Ter conhecimento sobre as ciências que envolvem o treinamento é essencial na elaboração do plano de trabalho para uma temporada.
Os jogadores passam a temporada toda próximos dos seus limites físicos e emocionais.
A consequência de anos de prática muitas vezes faz com que o atleta necessite de cuidados especiais com o físico, em função do desgaste provocado pelo tempo, lesões crônicas, desequilíbrios, encurtamentos e envelhecimento.
O controle de carga aumenta a qualidade da recuperação dos atletas, o que acaba sendo essencial pelo elevado número de jogos e é um grande desafio.
Aqui no Corinthians, um atleta que vai para departamento médico continua treinando quando a lesão permite para manter o condicionamento físico geral e o controle da composição corporal. Por exemplo: se a o atleta tem uma entorse de tornozelo, do local da lesão para cima ele treina tudo o que for possível enquanto está em tratamento e impedido de treinar no campo, assim acaba minimizando o destreinamento e fica mais rápido à disposição do técnico após sua liberação.
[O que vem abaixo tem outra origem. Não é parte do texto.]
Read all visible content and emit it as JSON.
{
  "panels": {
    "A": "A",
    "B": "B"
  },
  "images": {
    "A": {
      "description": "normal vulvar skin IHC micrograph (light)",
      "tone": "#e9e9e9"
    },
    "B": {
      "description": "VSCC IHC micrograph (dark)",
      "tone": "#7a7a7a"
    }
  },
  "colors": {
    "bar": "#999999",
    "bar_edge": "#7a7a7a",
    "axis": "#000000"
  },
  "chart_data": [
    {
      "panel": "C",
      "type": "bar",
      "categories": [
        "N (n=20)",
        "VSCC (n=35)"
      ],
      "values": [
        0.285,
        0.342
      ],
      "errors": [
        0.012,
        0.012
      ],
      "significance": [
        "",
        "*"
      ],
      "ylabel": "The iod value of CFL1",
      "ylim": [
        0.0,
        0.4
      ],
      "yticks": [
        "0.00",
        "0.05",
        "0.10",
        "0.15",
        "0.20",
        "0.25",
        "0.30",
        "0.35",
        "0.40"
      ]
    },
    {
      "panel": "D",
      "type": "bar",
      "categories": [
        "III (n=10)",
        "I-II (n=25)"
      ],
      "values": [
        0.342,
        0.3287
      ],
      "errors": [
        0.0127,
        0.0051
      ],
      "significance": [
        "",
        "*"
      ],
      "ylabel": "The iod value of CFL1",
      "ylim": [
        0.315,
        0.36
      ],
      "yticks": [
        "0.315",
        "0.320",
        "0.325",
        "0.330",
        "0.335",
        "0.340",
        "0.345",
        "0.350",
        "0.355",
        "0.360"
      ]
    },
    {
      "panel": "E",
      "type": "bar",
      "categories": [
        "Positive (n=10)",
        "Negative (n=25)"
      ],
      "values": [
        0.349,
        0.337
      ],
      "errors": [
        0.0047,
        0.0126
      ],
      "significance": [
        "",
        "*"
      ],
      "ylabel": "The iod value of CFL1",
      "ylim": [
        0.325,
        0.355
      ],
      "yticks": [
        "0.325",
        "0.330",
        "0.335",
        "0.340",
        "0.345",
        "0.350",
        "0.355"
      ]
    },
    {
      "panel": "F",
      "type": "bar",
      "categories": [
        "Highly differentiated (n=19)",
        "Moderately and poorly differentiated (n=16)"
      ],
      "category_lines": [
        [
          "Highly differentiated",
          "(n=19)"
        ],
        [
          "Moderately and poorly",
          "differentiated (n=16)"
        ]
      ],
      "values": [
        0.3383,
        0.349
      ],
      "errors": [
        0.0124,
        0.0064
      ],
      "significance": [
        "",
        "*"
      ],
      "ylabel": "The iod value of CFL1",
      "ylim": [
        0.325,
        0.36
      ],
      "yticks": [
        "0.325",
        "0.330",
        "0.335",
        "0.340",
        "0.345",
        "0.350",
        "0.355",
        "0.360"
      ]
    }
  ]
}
Tudo isto quem faz é o preparador físico e não é menos importante do que todas ações intensas que um jogador realiza durante o jogo.
Não precisamos nos apegar a aquela vitória no último minuto de jogo, pois isto pouco ou nada tem a ver com o treinamento físico. Temos que nos fazer importantes dentro daquilo que é essencial para o futebol atual.
O grande desafio do futebol moderno é render mais treinando menos e isto não se consegue de qualquer jeito. São pequenos detalhes que fazem diferença e todo profissional é importante.